Photo by Carlos Daniel on Cathopic

“O Come, O Come Emmanuel” is one of my favorite hymns, if not my all-time favorite. This hymn is ubiquitous with the Advent season and is heard in most Catholic churches in the United States at least once in the season. The words of this hymn, simultaneously wonderfully ancient and ever-new, are based on what is referred to as the “O Antiphons.” Now, maybe you already knew that, maybe you’ve heard of the “O Antiphons” before, or maybe you’re now wondering what an antiphon even is. Chances are though, you’ve heard this hymn and might have wondered where it came from.

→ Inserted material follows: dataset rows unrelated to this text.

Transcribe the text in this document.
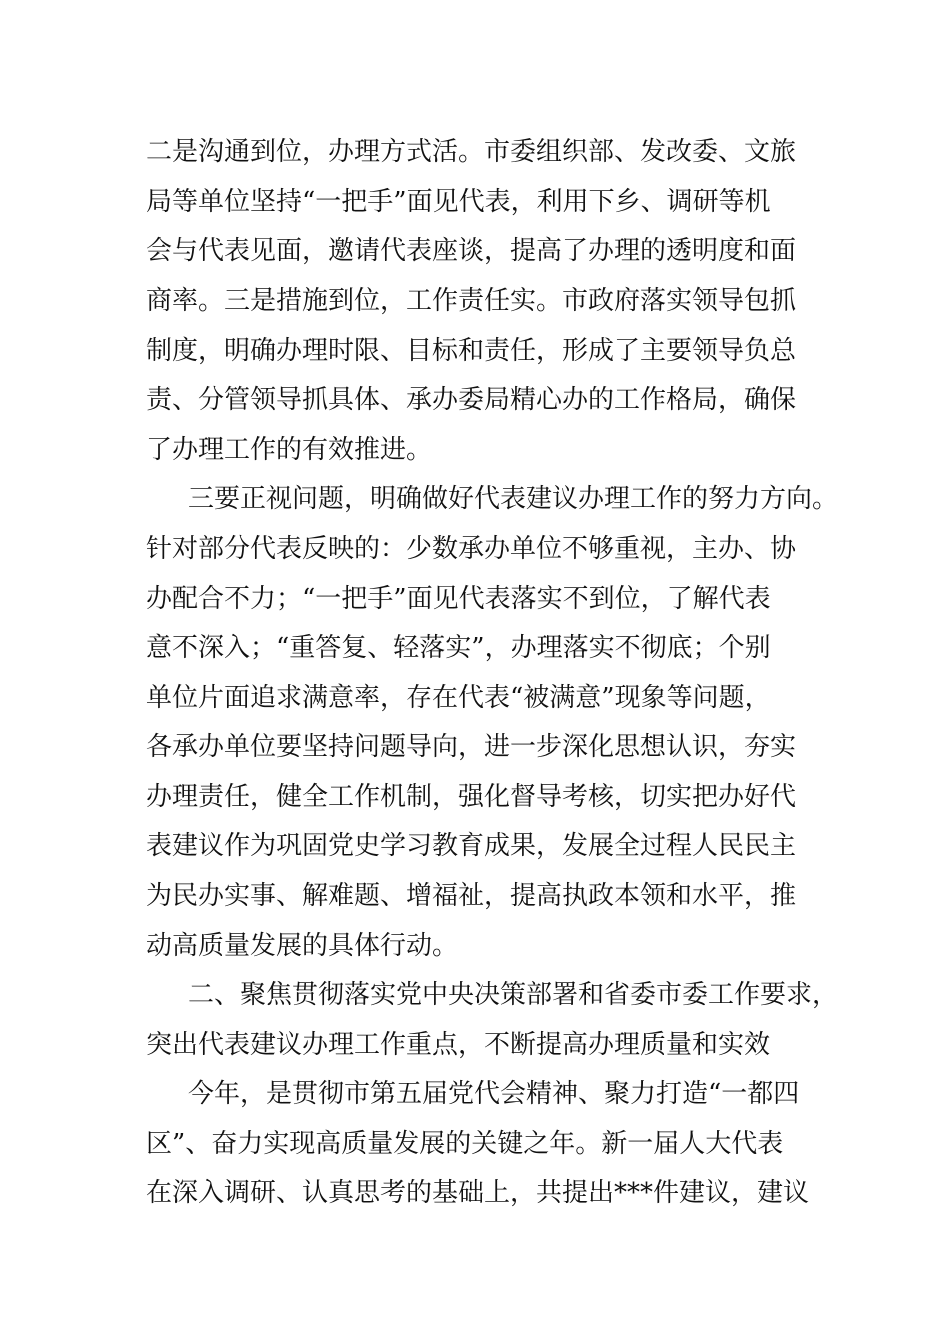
二是沟通到位，办理方式活。市委组织部、发改委、文旅
局等单位坚持“一把手”面见代表，利用下乡、调研等机
会与代表见面，邀请代表座谈，提高了办理的透明度和面
商率。三是措施到位，工作责任实。市政府落实领导包抓
制度，明确办理时限、目标和责任，形成了主要领导负总
责、分管领导抓具体、承办委局精心办的工作格局，确保
了办理工作的有效推进。
三要正视问题，明确做好代表建议办理工作的努力方向。
针对部分代表反映的：少数承办单位不够重视，主办、协
办配合不力；“一把手”面见代表落实不到位，了解代表
意不深入；“重答复、轻落实”，办理落实不彻底；个别
单位片面追求满意率，存在代表“被满意”现象等问题，
各承办单位要坚持问题导向，进一步深化思想认识，夯实
办理责任，健全工作机制，强化督导考核，切实把办好代
表建议作为巩固党史学习教育成果，发展全过程人民民主
为民办实事、解难题、增福祉，提高执政本领和水平，推
动高质量发展的具体行动。
二、聚焦贯彻落实党中央决策部署和省委市委工作要求，
突出代表建议办理工作重点，不断提高办理质量和实效
今年，是贯彻市第五届党代会精神、聚力打造“一都四
区”、奋力实现高质量发展的关键之年。新一届人大代表
在深入调研、认真思考的基础上，共提出***件建议，建议
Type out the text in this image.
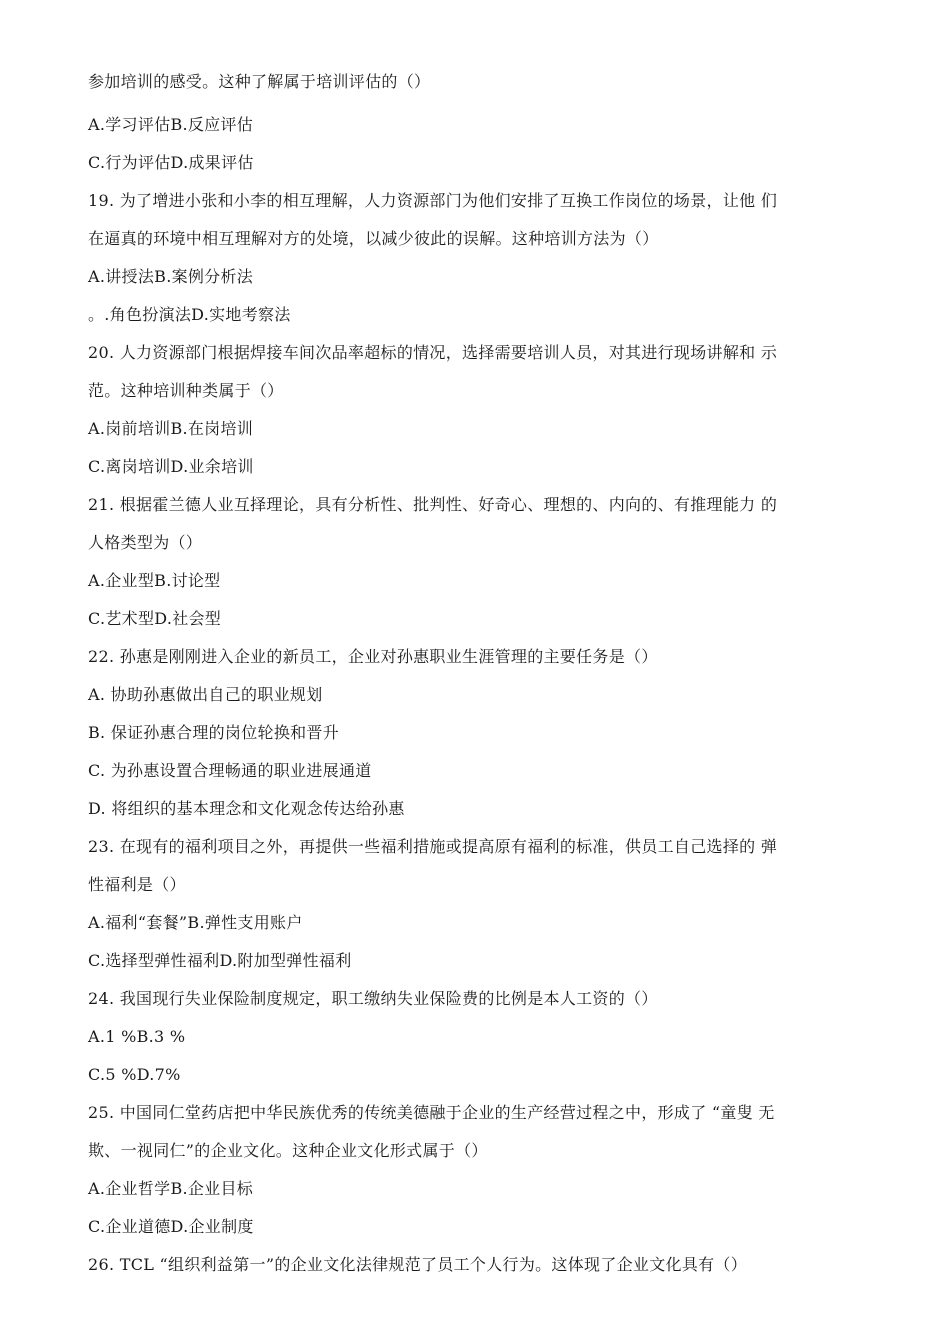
参加培训的感受。这种了解属于培训评估的（）
A.学习评估B.反应评估
C.行为评估D.成果评估
19. 为了增进小张和小李的相互理解，人力资源部门为他们安排了互换工作岗位的场景，让他 们
在逼真的环境中相互理解对方的处境，以减少彼此的误解。这种培训方法为（）
A.讲授法B.案例分析法
。.角色扮演法D.实地考察法
20. 人力资源部门根据焊接车间次品率超标的情况，选择需要培训人员，对其进行现场讲解和 示
范。这种培训种类属于（）
A.岗前培训B.在岗培训
C.离岗培训D.业余培训
21. 根据霍兰德人业互择理论，具有分析性、批判性、好奇心、理想的、内向的、有推理能力 的
人格类型为（）
A.企业型B.讨论型
C.艺术型D.社会型
22. 孙惠是刚刚进入企业的新员工，企业对孙惠职业生涯管理的主要任务是（）
A. 协助孙惠做出自己的职业规划
B. 保证孙惠合理的岗位轮换和晋升
C. 为孙惠设置合理畅通的职业进展通道
D. 将组织的基本理念和文化观念传达给孙惠
23. 在现有的福利项目之外，再提供一些福利措施或提高原有福利的标准，供员工自己选择的 弹
性福利是（）
A.福利“套餐”B.弹性支用账户
C.选择型弹性福利D.附加型弹性福利
24. 我国现行失业保险制度规定，职工缴纳失业保险费的比例是本人工资的（）
A.1 %B.3 %
C.5 %D.7%
25. 中国同仁堂药店把中华民族优秀的传统美德融于企业的生产经营过程之中，形成了 “童叟 无
欺、一视同仁”的企业文化。这种企业文化形式属于（）
A.企业哲学B.企业目标
C.企业道德D.企业制度
26. TCL “组织利益第一”的企业文化法律规范了员工个人行为。这体现了企业文化具有（）
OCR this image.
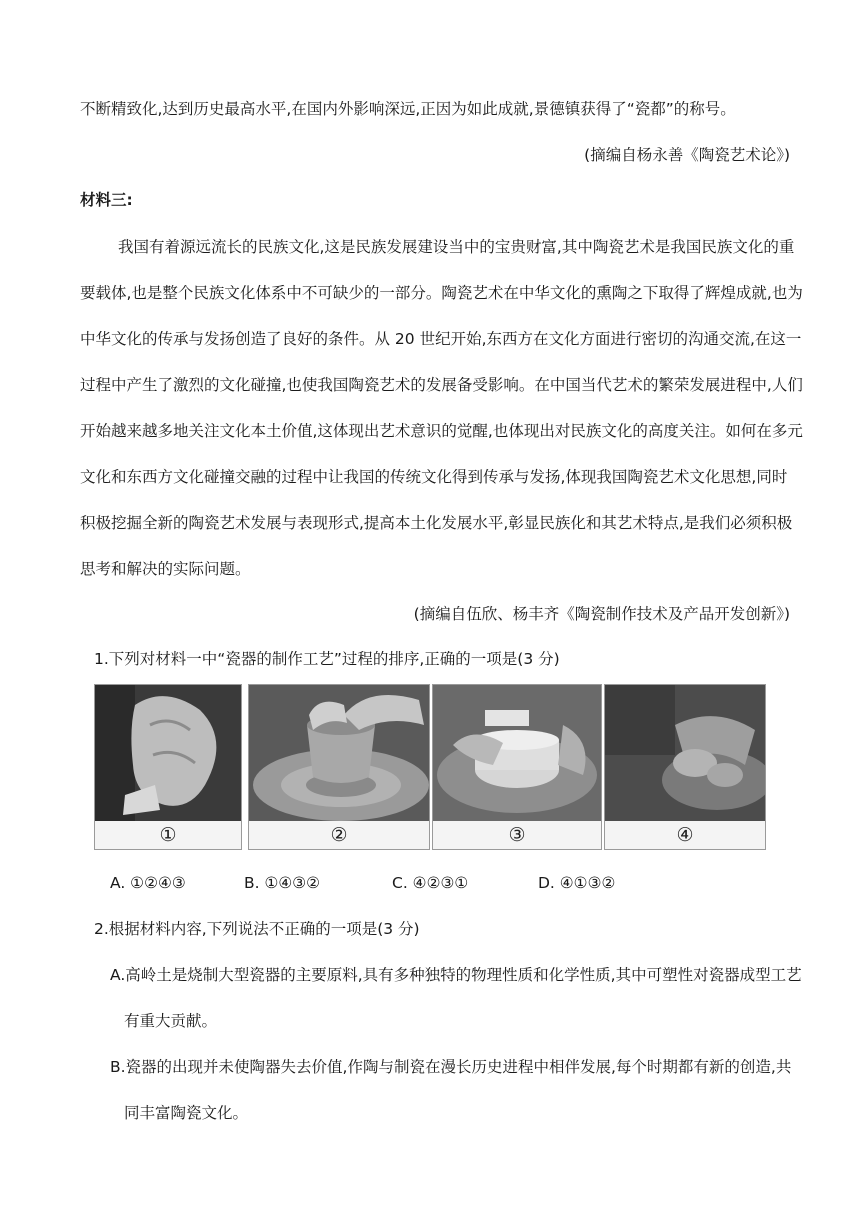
不断精致化,达到历史最高水平,在国内外影响深远,正因为如此成就,景德镇获得了“瓷都”的称号。
(摘编自杨永善《陶瓷艺术论》)
材料三:
我国有着源远流长的民族文化,这是民族发展建设当中的宝贵财富,其中陶瓷艺术是我国民族文化的重
要载体,也是整个民族文化体系中不可缺少的一部分。陶瓷艺术在中华文化的熏陶之下取得了辉煌成就,也为
中华文化的传承与发扬创造了良好的条件。从 20 世纪开始,东西方在文化方面进行密切的沟通交流,在这一
过程中产生了激烈的文化碰撞,也使我国陶瓷艺术的发展备受影响。在中国当代艺术的繁荣发展进程中,人们
开始越来越多地关注文化本土价值,这体现出艺术意识的觉醒,也体现出对民族文化的高度关注。如何在多元
文化和东西方文化碰撞交融的过程中让我国的传统文化得到传承与发扬,体现我国陶瓷艺术文化思想,同时
积极挖掘全新的陶瓷艺术发展与表现形式,提高本土化发展水平,彰显民族化和其艺术特点,是我们必须积极
思考和解决的实际问题。
(摘编自伍欣、杨丰齐《陶瓷制作技术及产品开发创新》)
1.下列对材料一中“瓷器的制作工艺”过程的排序,正确的一项是(3 分)
①	②	③	④
A. ①②④③	B. ①④③②	C. ④②③①	D. ④①③②
2.根据材料内容,下列说法不正确的一项是(3 分)
A.高岭土是烧制大型瓷器的主要原料,具有多种独特的物理性质和化学性质,其中可塑性对瓷器成型工艺
有重大贡献。
B.瓷器的出现并未使陶器失去价值,作陶与制瓷在漫长历史进程中相伴发展,每个时期都有新的创造,共
同丰富陶瓷文化。
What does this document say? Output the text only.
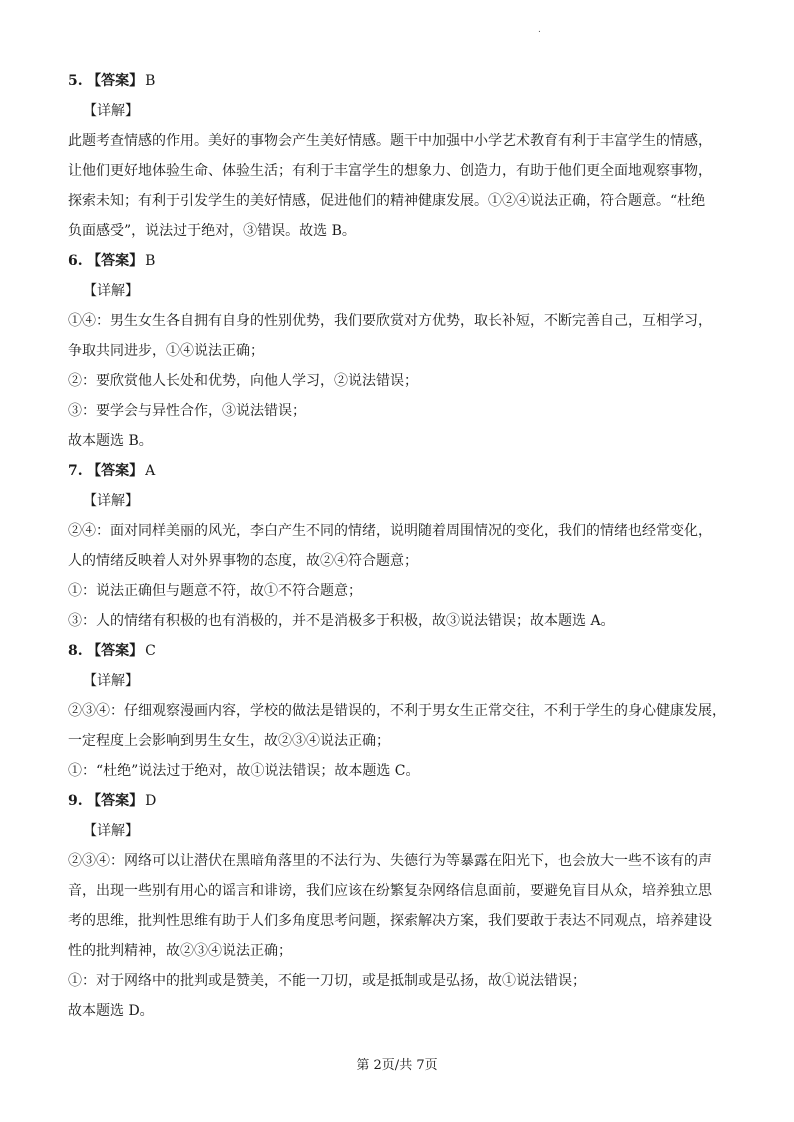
.
5. 【答案】 B
【详解】
此题考查情感的作用。美好的事物会产生美好情感。题干中加强中小学艺术教育有利于丰富学生的情感，
让他们更好地体验生命、体验生活；有利于丰富学生的想象力、创造力，有助于他们更全面地观察事物，
探索未知；有利于引发学生的美好情感，促进他们的精神健康发展。①②④说法正确，符合题意。“杜绝
负面感受”，说法过于绝对，③错误。故选 B。
6. 【答案】 B
【详解】
①④：男生女生各自拥有自身的性别优势，我们要欣赏对方优势，取长补短，不断完善自己，互相学习，
争取共同进步，①④说法正确；
②：要欣赏他人长处和优势，向他人学习，②说法错误；
③：要学会与异性合作，③说法错误；
故本题选 B。
7. 【答案】 A
【详解】
②④：面对同样美丽的风光，李白产生不同的情绪，说明随着周围情况的变化，我们的情绪也经常变化，
人的情绪反映着人对外界事物的态度，故②④符合题意；
①：说法正确但与题意不符，故①不符合题意；
③：人的情绪有积极的也有消极的，并不是消极多于积极，故③说法错误；故本题选 A。
8. 【答案】 C
【详解】
②③④：仔细观察漫画内容，学校的做法是错误的，不利于男女生正常交往，不利于学生的身心健康发展，
一定程度上会影响到男生女生，故②③④说法正确；
①：“杜绝”说法过于绝对，故①说法错误；故本题选 C。
9. 【答案】 D
【详解】
②③④：网络可以让潜伏在黑暗角落里的不法行为、失德行为等暴露在阳光下，也会放大一些不该有的声
音，出现一些别有用心的谣言和诽谤，我们应该在纷繁复杂网络信息面前，要避免盲目从众，培养独立思
考的思维，批判性思维有助于人们多角度思考问题，探索解决方案，我们要敢于表达不同观点，培养建设
性的批判精神，故②③④说法正确；
①：对于网络中的批判或是赞美，不能一刀切，或是抵制或是弘扬，故①说法错误；
故本题选 D。
第 2页/共 7页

An antiphon is a short phrase or sentence that is used in liturgies like the Mass or Liturgy of the Hours. Antiphons serve as small refrains and often highlight a particular message or prayer of the season. In this case, the “O Antiphons” refer to the specific antiphons used in Vespers (evening prayer of Liturgy of the Hours) that go with reciting the Magnificat (Mary’s prayer of praise from Luke) from December 17 to 23. Together, these seven antiphons – all of which start with calling upon Jesus Christ with an exclamatory O, hence the name –  help to serve as a prayerful conclusion to Advent, a homestretch prayer on our way to Christmas.

LISTEN: Father Dave Explains O Antiphons

Structurally, each antiphon has two key parts. The first is a traditional title of Jesus Christ as the messiah, the one who was promised to come, such as Emmanuel, used by Gabriel in the Annunciation meaning “God with us.” These titles reflect how the prophets thought of the coming messiah and who he is. The second part of each antiphon is a reflection of that role by drawing upon the words of the prophet Isaiah. This portion helps to reflect on the mission and ministry of the messiah and how he would live out that particular title. For us as Christians, we use these prophetic titles and words to reflect on Jesus Christ, what he has done in history, and how he continues to act in our lives today.

We can sit with these seven little phrases and draw upon their richness in helping us to know Jesus Christ as the wisdom of God, guiding us in our lives and actions. We too call upon Jesus Christ in a longing way as we look forward to and hope for his second coming. So just as the prophets longed for his first arrival, we too wait eagerly and look forward to his return in glory.